Saturday, 9 March 2019


Oh dear, three times this week I have gathered together my paraphernalia, aiming to do a little more insect/spider recording. Three times have the clouds rolled over, bringing rain and scuppering my plans.

It was ever thus. John Clare, in his writings, puts it clearly:

                                  March month of 'many weathers' wildly comes
                                  In hail and snow and rain and threatening hums
                                  and floods...

                                                  John Clare, Shepherd's Calendar: March

In this poem Clare may be using the word 'hums' in the old sense of a hoax: occasionally threatening clouds roll in only to pass over without incident. But certainly we have had rain and hail this week, the latter hammering on our conservatory roof in an alarming fashion.

Earlier in the week a fusillade of heavy hail peppered our garden.
4 March, 2019
Some flowers are bravely blooming, notably the daffodils, stoically facing whatever the heavens throw at them.

Some of our Pasque flowers have taken a look at the weather and have recklessly opened a little. A few optimistic bumble bees, tempted out by a short sunny spell, have zig-zagged through the garden but have not lingered. They will visit the pasque flowers and aubretia, but all in good time. The pasque flowers are of a red strain, arguably less lovely than our purple Northamptonshire native plants, but striking nevertheless. Most botanists seem to regard the red form as simply a variety of Pulsatilla vulgaris, although the R.H.S. refers to them as Pulsatilla rubra. There seems little justification in regarding these plants as two separate species and P. vulgaris does for me.
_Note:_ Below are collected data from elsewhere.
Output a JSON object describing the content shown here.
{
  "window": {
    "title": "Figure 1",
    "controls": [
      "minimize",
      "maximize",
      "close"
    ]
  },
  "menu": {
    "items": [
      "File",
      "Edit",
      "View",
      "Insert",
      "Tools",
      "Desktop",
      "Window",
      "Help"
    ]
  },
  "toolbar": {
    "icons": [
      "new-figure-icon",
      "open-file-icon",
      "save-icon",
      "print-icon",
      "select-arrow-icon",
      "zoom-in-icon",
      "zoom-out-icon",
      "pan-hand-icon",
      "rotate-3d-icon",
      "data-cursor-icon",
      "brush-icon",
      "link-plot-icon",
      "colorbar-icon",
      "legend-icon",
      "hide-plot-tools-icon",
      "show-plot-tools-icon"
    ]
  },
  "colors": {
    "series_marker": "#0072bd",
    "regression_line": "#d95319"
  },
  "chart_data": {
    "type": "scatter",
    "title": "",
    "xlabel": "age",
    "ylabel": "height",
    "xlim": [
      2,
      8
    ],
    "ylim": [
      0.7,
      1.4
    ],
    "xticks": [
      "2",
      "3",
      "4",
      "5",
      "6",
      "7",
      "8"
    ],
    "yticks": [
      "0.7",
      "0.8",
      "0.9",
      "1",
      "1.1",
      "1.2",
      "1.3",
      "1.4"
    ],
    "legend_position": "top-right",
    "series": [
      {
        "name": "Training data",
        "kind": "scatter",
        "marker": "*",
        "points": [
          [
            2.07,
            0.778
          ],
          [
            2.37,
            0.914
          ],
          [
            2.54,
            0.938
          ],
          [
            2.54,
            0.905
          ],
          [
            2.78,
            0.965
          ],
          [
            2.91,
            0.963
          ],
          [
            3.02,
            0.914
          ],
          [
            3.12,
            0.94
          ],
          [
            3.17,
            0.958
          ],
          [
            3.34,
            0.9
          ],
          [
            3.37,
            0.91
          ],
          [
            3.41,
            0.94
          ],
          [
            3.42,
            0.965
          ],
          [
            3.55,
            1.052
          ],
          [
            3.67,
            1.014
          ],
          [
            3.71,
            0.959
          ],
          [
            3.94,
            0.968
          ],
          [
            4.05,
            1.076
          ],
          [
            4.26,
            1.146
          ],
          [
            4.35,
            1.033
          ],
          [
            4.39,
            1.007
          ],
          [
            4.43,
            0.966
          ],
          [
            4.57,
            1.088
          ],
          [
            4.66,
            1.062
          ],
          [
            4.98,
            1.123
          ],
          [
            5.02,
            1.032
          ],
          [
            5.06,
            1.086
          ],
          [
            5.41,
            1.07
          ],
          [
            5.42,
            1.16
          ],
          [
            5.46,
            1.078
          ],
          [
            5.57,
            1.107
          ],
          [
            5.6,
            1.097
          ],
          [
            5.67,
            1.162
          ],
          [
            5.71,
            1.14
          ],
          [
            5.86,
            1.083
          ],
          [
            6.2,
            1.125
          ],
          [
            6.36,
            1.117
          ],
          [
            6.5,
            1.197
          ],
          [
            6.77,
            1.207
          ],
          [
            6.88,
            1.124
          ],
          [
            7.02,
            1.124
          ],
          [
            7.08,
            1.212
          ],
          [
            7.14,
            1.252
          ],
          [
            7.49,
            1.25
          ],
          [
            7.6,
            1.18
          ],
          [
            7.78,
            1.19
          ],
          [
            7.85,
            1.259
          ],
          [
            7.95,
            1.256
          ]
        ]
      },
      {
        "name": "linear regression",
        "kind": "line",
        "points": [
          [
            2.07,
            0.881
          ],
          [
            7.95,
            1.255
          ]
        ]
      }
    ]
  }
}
Our pasque flowers have cautiously half opened. 9 March, 2019
As for the daffodils, they have been highly manipulated by plant breeders, but in the course of so doing those characteristics which might tempt bees to pay a visit have been largely lost. The plant breeders of course do their pollination by hand but the bees generally pass them by.

To be honest I ought not to be going out hunting creepy-crawlies. Although I have sown our broad beans there remains a load of red onion sets to be planted on our allotment, and they should take priority.